II. Working principle of mechanical compensation
The mechanical compensation mechanism consists of upper and lower cushion plates and the worktable, all connected through disc springs and bolts. The upper and lower cushion plates are composed of multiple segments of wedges with different slopes. Without mechanical compensation, there is a noticeable difference in slope between the ends and the middle of the upper and lower cushion plates, as the middle part of the machine tool requires the largest amount of deformation compensation. With the addition of mechanical compensation, the slopes of the upper and lower cushion plates become the same. Before compensation, they are completely fitted together. When compensation is needed, the lower cushion plate moves to the left under the drive of the motor. The upper and lower cushion plates remain fitted together at the left end but separate at the right end. Due to the different slopes of each segment of the upper and lower cushion plates, the upper cushion plate undergoes upward convex elastic deformation under the action of the lower cushion plate.
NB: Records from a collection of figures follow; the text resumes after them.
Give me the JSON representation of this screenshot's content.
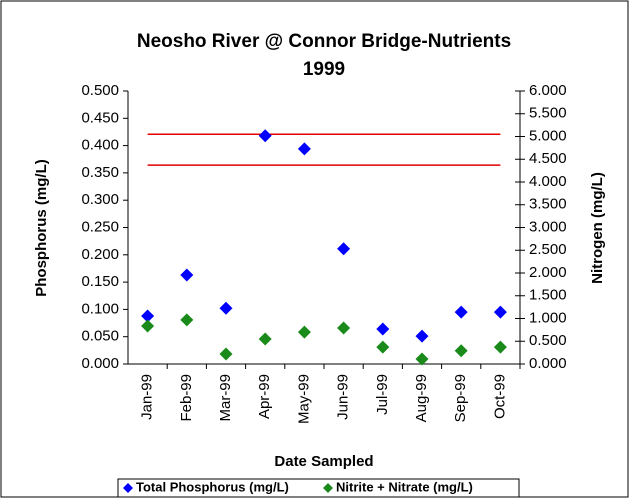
{
  "chart_data": {
    "type": "scatter",
    "title": "Neosho River @ Connor Bridge-Nutrients",
    "subtitle": "1999",
    "xlabel": "Date Sampled",
    "ylabel": "Phosphorus (mg/L)",
    "y2label": "Nitrogen (mg/L)",
    "categories": [
      "Jan-99",
      "Feb-99",
      "Mar-99",
      "Apr-99",
      "May-99",
      "Jun-99",
      "Jul-99",
      "Aug-99",
      "Sep-99",
      "Oct-99"
    ],
    "series": [
      {
        "name": "Total Phosphorus (mg/L)",
        "color": "#0000ff",
        "axis": "y",
        "values": [
          0.088,
          0.163,
          0.102,
          0.418,
          0.394,
          0.211,
          0.064,
          0.051,
          0.095,
          0.095
        ]
      },
      {
        "name": "Nitrite + Nitrate (mg/L)",
        "color": "#1a8a1a",
        "axis": "y2",
        "values": [
          0.835,
          0.97,
          0.22,
          0.55,
          0.7,
          0.79,
          0.37,
          0.11,
          0.29,
          0.37
        ]
      }
    ],
    "reference_lines": [
      {
        "value": 5.05,
        "axis": "y2",
        "color": "#e00000"
      },
      {
        "value": 4.37,
        "axis": "y2",
        "color": "#e00000"
      }
    ],
    "ylim": [
      0,
      0.5
    ],
    "yticks": [
      {
        "value": 0,
        "label": "0.000"
      },
      {
        "value": 0.05,
        "label": "0.050"
      },
      {
        "value": 0.1,
        "label": "0.100"
      },
      {
        "value": 0.15,
        "label": "0.150"
      },
      {
        "value": 0.2,
        "label": "0.200"
      },
      {
        "value": 0.25,
        "label": "0.250"
      },
      {
        "value": 0.3,
        "label": "0.300"
      },
      {
        "value": 0.35,
        "label": "0.350"
      },
      {
        "value": 0.4,
        "label": "0.400"
      },
      {
        "value": 0.45,
        "label": "0.450"
      },
      {
        "value": 0.5,
        "label": "0.500"
      }
    ],
    "y2lim": [
      0,
      6
    ],
    "y2ticks": [
      {
        "value": 0,
        "label": "0.000"
      },
      {
        "value": 0.5,
        "label": "0.500"
      },
      {
        "value": 1,
        "label": "1.000"
      },
      {
        "value": 1.5,
        "label": "1.500"
      },
      {
        "value": 2,
        "label": "2.000"
      },
      {
        "value": 2.5,
        "label": "2.500"
      },
      {
        "value": 3,
        "label": "3.000"
      },
      {
        "value": 3.5,
        "label": "3.500"
      },
      {
        "value": 4,
        "label": "4.000"
      },
      {
        "value": 4.5,
        "label": "4.500"
      },
      {
        "value": 5,
        "label": "5.000"
      },
      {
        "value": 5.5,
        "label": "5.500"
      },
      {
        "value": 6,
        "label": "6.000"
      }
    ],
    "legend": "bottom",
    "grid": false
  }
}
This type of mechanical compensation mechanism uses integral upper and lower cushion plates, but it can also use segmented wedge blocks with slopes. These blocks are driven left and right by a threaded screw, thereby compensating for the deformation of the machine tool slider and improving the bending precision of the workpiece. The electrical control principle of this segmented wedge block mechanical compensation mechanism is the same as that of the integral upper and lower cushion plate mechanical compensation mechanism. This type of segmented wedge block mechanical compensation mechanism is currently more common in high-tonnage bending machines. Through mechanical compensation, it counteracts the deformation of the machine tool slider, ensuring the accuracy of the machining joint surface and improving the precision of the workpiece.
Comparison of the two compensation methods
1. Advantages of hydraulic compensation:
1. Over time, hydraulic compensation does not suffer from wear issues, whereas the screw and wedge blocks in mechanical compensation will experience wear over time.
2. Hydraulic compensation occupies less space, while mechanical compensation will occupy more free space in both height and width.
3. With hydraulic compensation, the sheet metal cannot shift during use because the lower worktable maintains a flat state and is in contact with the surface of the bent sheet metal. The contact point between the upper beam and the sheet metal is stable when clamping, whereas mechanical compensation only takes effect after bending and may produce unpredictable errors.
4. Hydraulic compensation can be adjusted even when the workpiece is not removed, which is not possible with mechanical compensation.
2. Advantages of mechanical compensation:
1. Mechanical compensation offers long-term stability, reducing the maintenance difficulty and frequency of hydraulic compensation (e.g., due to seal damage causing oil leakage) over the lifespan of the machine tool.
2. Because there are more compensation points, mechanical compensation can achieve precise deflection compensation along the entire length of the worktable, allowing the bending machine to achieve linear compensation during operation and improve the bending effect of the workpiece.
3. Mechanical compensation uses a linear scale to measure the position of the return signal, serving as a numerical control axis for digital control, making the compensation value more precise.